Mabri Toikeuse parle d'un règlement de compte qui n'a pas sa place dans la politique de réconciliation actuelle de la Côte d’Ivoire.

Bureau de l'Assemblée nationale ivoirienne : L'UDPCI revendique sa légitimité et son droit à sièger

  • DJE ABEL
  • 15-04-2021 à 14:21
L'UDPCI a été écarté de la composition du bureau de l'Assemblée nationale ivoirienne, encore une fois, au mépris de la norme Constitutionnelle.

"L'opposition parlementaire dispose de droits lui garantissant une représentativité adéquate et effective dans toutes les instances du parlement". Ce droit de l'Opposition, prescrit par la Constitution ivoirienne de Novembre 2016 en son article100, a semble-t-il, été bafoué, selon le président de l'UDPCI, Albert Mabri Toikeuse, le 14 avril 2021 à l'hémicycle.

Il précise par ailleurs qu'au regard du règlement de l'Assemblée Nationale, dans son article 6 alinéa 2 traitant du Bureau définitif. Il en ressort  l'impératif que ledit Bureau doit être le reflet de la configuration politique de l'Assemblée Nationale. L'Assemblée Nationale ivoirienne actuelle, qui se compose de quatre groupes parlementaires RHDP (153), PDCI-RDA (65), EDS (17) UDPCI (9), devrait normalement avoir un représentant UDPCI au sein de son Bureau. Ce qui n'est pas le cas. "Pour le responsable de l'UDPCI, au moment où le bon sens voudrait que le Bureau présenté soit à l'image de cette configuration politique conformément aux exigences de la Loi fondamentale ainsi qu'au propre règlement de l'institution législative, l'on nous présente au mépris des lois que nous nous sommes fixées plutôt un Bureau de 27 membres où ne figure pas un seul représentant de l'UDPCI", fulmine-t-il.

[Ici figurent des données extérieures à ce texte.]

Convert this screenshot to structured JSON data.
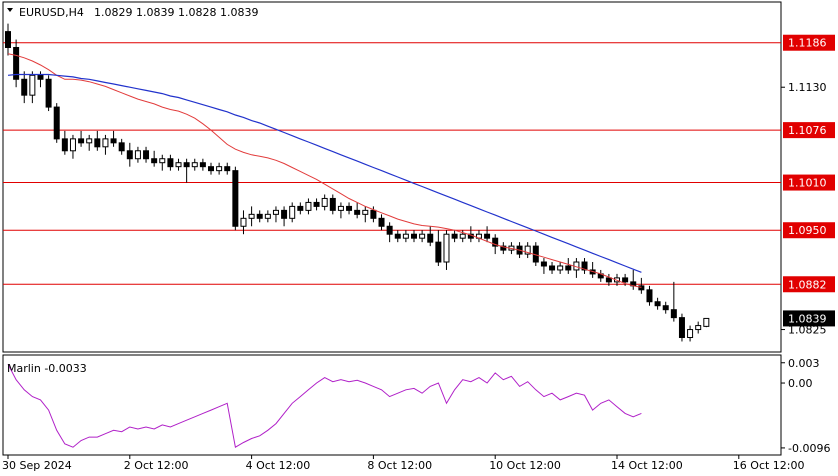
{
  "header": {
    "symbol": "EURUSD,H4",
    "ohlc": "1.0829 1.0839 1.0828 1.0839"
  },
  "colors": {
    "background": "#ffffff",
    "frame": "#000000",
    "grid": "none",
    "bull": "#000000",
    "bear": "#000000",
    "ma_fast": "#e23c3c",
    "ma_slow": "#2233cc",
    "level": "#e10000",
    "marlin": "#b020c8"
  },
  "chart_data": [
    {
      "type": "candlestick",
      "title": "EURUSD,H4",
      "ylim": [
        1.0798,
        1.1236
      ],
      "y_ticks": [
        1.0825,
        1.113
      ],
      "x_tick_labels": [
        "30 Sep 2024",
        "2 Oct 12:00",
        "4 Oct 12:00",
        "8 Oct 12:00",
        "10 Oct 12:00",
        "14 Oct 12:00",
        "16 Oct 12:00"
      ],
      "x_tick_index": [
        0,
        15,
        30,
        45,
        60,
        75,
        90
      ],
      "levels": [
        {
          "value": 1.1186,
          "label": "1.1186"
        },
        {
          "value": 1.1076,
          "label": "1.1076"
        },
        {
          "value": 1.101,
          "label": "1.1010"
        },
        {
          "value": 1.095,
          "label": "1.0950"
        },
        {
          "value": 1.0882,
          "label": "1.0882"
        }
      ],
      "current_price": {
        "value": 1.0839,
        "label": "1.0839"
      },
      "candles": [
        [
          1.12,
          1.121,
          1.117,
          1.118
        ],
        [
          1.118,
          1.119,
          1.113,
          1.114
        ],
        [
          1.114,
          1.115,
          1.111,
          1.112
        ],
        [
          1.112,
          1.115,
          1.111,
          1.1145
        ],
        [
          1.1145,
          1.115,
          1.113,
          1.114
        ],
        [
          1.114,
          1.1145,
          1.11,
          1.1105
        ],
        [
          1.1105,
          1.111,
          1.106,
          1.1065
        ],
        [
          1.1065,
          1.1075,
          1.1045,
          1.105
        ],
        [
          1.105,
          1.107,
          1.104,
          1.1065
        ],
        [
          1.1065,
          1.1075,
          1.1055,
          1.106
        ],
        [
          1.106,
          1.107,
          1.105,
          1.1065
        ],
        [
          1.1065,
          1.1075,
          1.105,
          1.1055
        ],
        [
          1.1055,
          1.107,
          1.1045,
          1.1065
        ],
        [
          1.1065,
          1.1075,
          1.1055,
          1.106
        ],
        [
          1.106,
          1.1065,
          1.1045,
          1.105
        ],
        [
          1.105,
          1.106,
          1.103,
          1.104
        ],
        [
          1.104,
          1.1055,
          1.1035,
          1.105
        ],
        [
          1.105,
          1.1055,
          1.1035,
          1.104
        ],
        [
          1.104,
          1.105,
          1.103,
          1.1035
        ],
        [
          1.1035,
          1.1045,
          1.1025,
          1.104
        ],
        [
          1.104,
          1.1045,
          1.1025,
          1.103
        ],
        [
          1.103,
          1.104,
          1.1025,
          1.1035
        ],
        [
          1.1035,
          1.104,
          1.101,
          1.103
        ],
        [
          1.103,
          1.104,
          1.1025,
          1.1035
        ],
        [
          1.1035,
          1.104,
          1.1025,
          1.103
        ],
        [
          1.103,
          1.1035,
          1.102,
          1.1025
        ],
        [
          1.1025,
          1.1035,
          1.102,
          1.103
        ],
        [
          1.103,
          1.1035,
          1.102,
          1.1025
        ],
        [
          1.1025,
          1.103,
          1.095,
          1.0955
        ],
        [
          1.0955,
          1.0975,
          1.0945,
          1.0965
        ],
        [
          1.0965,
          1.098,
          1.0955,
          1.097
        ],
        [
          1.097,
          1.0975,
          1.096,
          1.0965
        ],
        [
          1.0965,
          1.0975,
          1.096,
          1.097
        ],
        [
          1.097,
          1.098,
          1.096,
          1.0975
        ],
        [
          1.0975,
          1.098,
          1.0955,
          1.0965
        ],
        [
          1.0965,
          1.0985,
          1.096,
          1.098
        ],
        [
          1.098,
          1.0985,
          1.097,
          1.0975
        ],
        [
          1.0975,
          1.099,
          1.097,
          1.0985
        ],
        [
          1.0985,
          1.099,
          1.0975,
          1.098
        ],
        [
          1.098,
          1.0995,
          1.0975,
          1.099
        ],
        [
          1.099,
          1.0995,
          1.097,
          1.0975
        ],
        [
          1.0975,
          1.0985,
          1.0965,
          1.098
        ],
        [
          1.098,
          1.0985,
          1.097,
          1.0975
        ],
        [
          1.0975,
          1.0985,
          1.0965,
          1.097
        ],
        [
          1.097,
          1.098,
          1.096,
          1.0975
        ],
        [
          1.0975,
          1.098,
          1.096,
          1.0965
        ],
        [
          1.0965,
          1.097,
          1.095,
          1.0955
        ],
        [
          1.0955,
          1.096,
          1.0935,
          1.0945
        ],
        [
          1.0945,
          1.095,
          1.0935,
          1.094
        ],
        [
          1.094,
          1.095,
          1.0935,
          1.0945
        ],
        [
          1.0945,
          1.095,
          1.0935,
          1.094
        ],
        [
          1.094,
          1.095,
          1.0935,
          1.0945
        ],
        [
          1.0945,
          1.0955,
          1.093,
          1.0935
        ],
        [
          1.0935,
          1.095,
          1.0905,
          1.091
        ],
        [
          1.091,
          1.095,
          1.09,
          1.0945
        ],
        [
          1.0945,
          1.095,
          1.0935,
          1.094
        ],
        [
          1.094,
          1.095,
          1.0935,
          1.0945
        ],
        [
          1.0945,
          1.0955,
          1.0935,
          1.094
        ],
        [
          1.094,
          1.095,
          1.0935,
          1.0945
        ],
        [
          1.0945,
          1.0955,
          1.0935,
          1.094
        ],
        [
          1.094,
          1.0945,
          1.092,
          1.093
        ],
        [
          1.093,
          1.0935,
          1.092,
          1.0925
        ],
        [
          1.0925,
          1.0935,
          1.092,
          1.093
        ],
        [
          1.093,
          1.0935,
          1.0915,
          1.092
        ],
        [
          1.092,
          1.0935,
          1.0915,
          1.093
        ],
        [
          1.093,
          1.0935,
          1.0905,
          1.091
        ],
        [
          1.091,
          1.0915,
          1.0895,
          1.0905
        ],
        [
          1.0905,
          1.091,
          1.0895,
          1.09
        ],
        [
          1.09,
          1.091,
          1.0895,
          1.0905
        ],
        [
          1.0905,
          1.0915,
          1.0895,
          1.09
        ],
        [
          1.09,
          1.0915,
          1.089,
          1.091
        ],
        [
          1.091,
          1.0915,
          1.0895,
          1.09
        ],
        [
          1.09,
          1.091,
          1.089,
          1.0895
        ],
        [
          1.0895,
          1.09,
          1.0885,
          1.089
        ],
        [
          1.089,
          1.0895,
          1.088,
          1.0885
        ],
        [
          1.0885,
          1.0895,
          1.088,
          1.089
        ],
        [
          1.089,
          1.0895,
          1.088,
          1.0885
        ],
        [
          1.0885,
          1.09,
          1.0875,
          1.088
        ],
        [
          1.088,
          1.089,
          1.087,
          1.0875
        ],
        [
          1.0875,
          1.088,
          1.0855,
          1.086
        ],
        [
          1.086,
          1.0865,
          1.085,
          1.0855
        ],
        [
          1.0855,
          1.086,
          1.0845,
          1.085
        ],
        [
          1.085,
          1.0885,
          1.0835,
          1.084
        ],
        [
          1.084,
          1.0845,
          1.081,
          1.0815
        ],
        [
          1.0815,
          1.083,
          1.081,
          1.0825
        ],
        [
          1.0825,
          1.0835,
          1.082,
          1.083
        ],
        [
          1.0829,
          1.0839,
          1.0828,
          1.0839
        ]
      ],
      "ma_fast": [
        1.1172,
        1.117,
        1.1167,
        1.1163,
        1.1158,
        1.1152,
        1.1145,
        1.114,
        1.114,
        1.1139,
        1.1137,
        1.1134,
        1.1131,
        1.1127,
        1.1123,
        1.1119,
        1.1115,
        1.1112,
        1.1109,
        1.1105,
        1.1102,
        1.11,
        1.1096,
        1.1091,
        1.1084,
        1.1076,
        1.1067,
        1.1058,
        1.1052,
        1.1048,
        1.1045,
        1.1043,
        1.1041,
        1.1038,
        1.1034,
        1.1029,
        1.1024,
        1.1019,
        1.1014,
        1.1008,
        1.1002,
        1.0996,
        1.099,
        1.0985,
        1.098,
        1.0976,
        1.0972,
        1.0968,
        1.0964,
        1.0961,
        1.0958,
        1.0956,
        1.0955,
        1.0954,
        1.0952,
        1.095,
        1.0947,
        1.0944,
        1.094,
        1.0936,
        1.0932,
        1.0929,
        1.0927,
        1.0925,
        1.0922,
        1.0919,
        1.0916,
        1.0913,
        1.091,
        1.0907,
        1.0904,
        1.0901,
        1.0898,
        1.0895,
        1.0891,
        1.0887,
        1.0883,
        1.088,
        1.0878
      ],
      "ma_slow": [
        1.1145,
        1.1146,
        1.1146,
        1.1146,
        1.1146,
        1.1146,
        1.1145,
        1.1144,
        1.1143,
        1.1141,
        1.114,
        1.1138,
        1.1136,
        1.1134,
        1.1132,
        1.113,
        1.1128,
        1.1126,
        1.1124,
        1.1122,
        1.1119,
        1.1117,
        1.1114,
        1.1111,
        1.1108,
        1.1105,
        1.1102,
        1.1099,
        1.1095,
        1.1092,
        1.1088,
        1.1085,
        1.1081,
        1.1077,
        1.1073,
        1.1069,
        1.1065,
        1.1061,
        1.1057,
        1.1053,
        1.1049,
        1.1045,
        1.1041,
        1.1037,
        1.1033,
        1.1029,
        1.1025,
        1.1021,
        1.1017,
        1.1013,
        1.1009,
        1.1005,
        1.1001,
        1.0997,
        1.0993,
        1.0989,
        1.0985,
        1.0981,
        1.0977,
        1.0973,
        1.0969,
        1.0965,
        1.0961,
        1.0957,
        1.0953,
        1.0949,
        1.0945,
        1.0941,
        1.0937,
        1.0933,
        1.0929,
        1.0925,
        1.0921,
        1.0917,
        1.0913,
        1.0909,
        1.0905,
        1.0901,
        1.0897
      ]
    },
    {
      "type": "line",
      "title": "Marlin -0.0033",
      "ylim": [
        -0.0105,
        0.004
      ],
      "y_ticks": [
        {
          "value": 0.003,
          "label": "0.003"
        },
        {
          "value": 0.0,
          "label": "0.00"
        },
        {
          "value": -0.0096,
          "label": "-0.0096"
        }
      ],
      "series": [
        {
          "values": [
            0.0028,
            0.0005,
            -0.001,
            -0.002,
            -0.0025,
            -0.004,
            -0.007,
            -0.009,
            -0.0095,
            -0.0085,
            -0.008,
            -0.008,
            -0.0075,
            -0.007,
            -0.0072,
            -0.0065,
            -0.0068,
            -0.0065,
            -0.0068,
            -0.0062,
            -0.0065,
            -0.006,
            -0.0055,
            -0.005,
            -0.0045,
            -0.004,
            -0.0035,
            -0.003,
            -0.0095,
            -0.0088,
            -0.0082,
            -0.0078,
            -0.007,
            -0.006,
            -0.0045,
            -0.003,
            -0.002,
            -0.001,
            0.0,
            0.0008,
            0.0002,
            0.0005,
            0.0002,
            0.0004,
            0.0,
            -0.0005,
            -0.001,
            -0.002,
            -0.0015,
            -0.001,
            -0.0008,
            -0.0015,
            -0.0005,
            0.0,
            -0.003,
            -0.001,
            0.0005,
            0.0002,
            0.0008,
            0.0,
            0.0015,
            0.0005,
            0.001,
            -0.0005,
            0.0002,
            -0.001,
            -0.002,
            -0.0015,
            -0.0025,
            -0.002,
            -0.0015,
            -0.0018,
            -0.004,
            -0.003,
            -0.0025,
            -0.0035,
            -0.0045,
            -0.005,
            -0.0045
          ]
        }
      ]
    }
  ]
}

Ainsi, l'UDPCI qui a "lutté pour l'instauration des valeurs démocratiques, l'état de Droit et toujours plus de justice", revendique sa légitimité et son droit à siéger dans leBureau parlementaire. Le parti de Mabri Toikeuse a été soutenu par toute l'Opposition à l'hémicycle, au moment du vote. Mais le RHDP, le parti au pouvoir qui a la majorité à l'hémicycle, s'est opposé au mépris de la norme constitutionnelle. 

Le responsable de l'UDPCI qui appelle à la mobilisation, cette manière maladroite de faire la politique, affirme le responsable, ne fait que renforcer leur détermination à aller jusqu'au bout du combat pour l'instauration d'une véritable démocratie en Côte d'Ivoire, un pays devenu méconnaissable.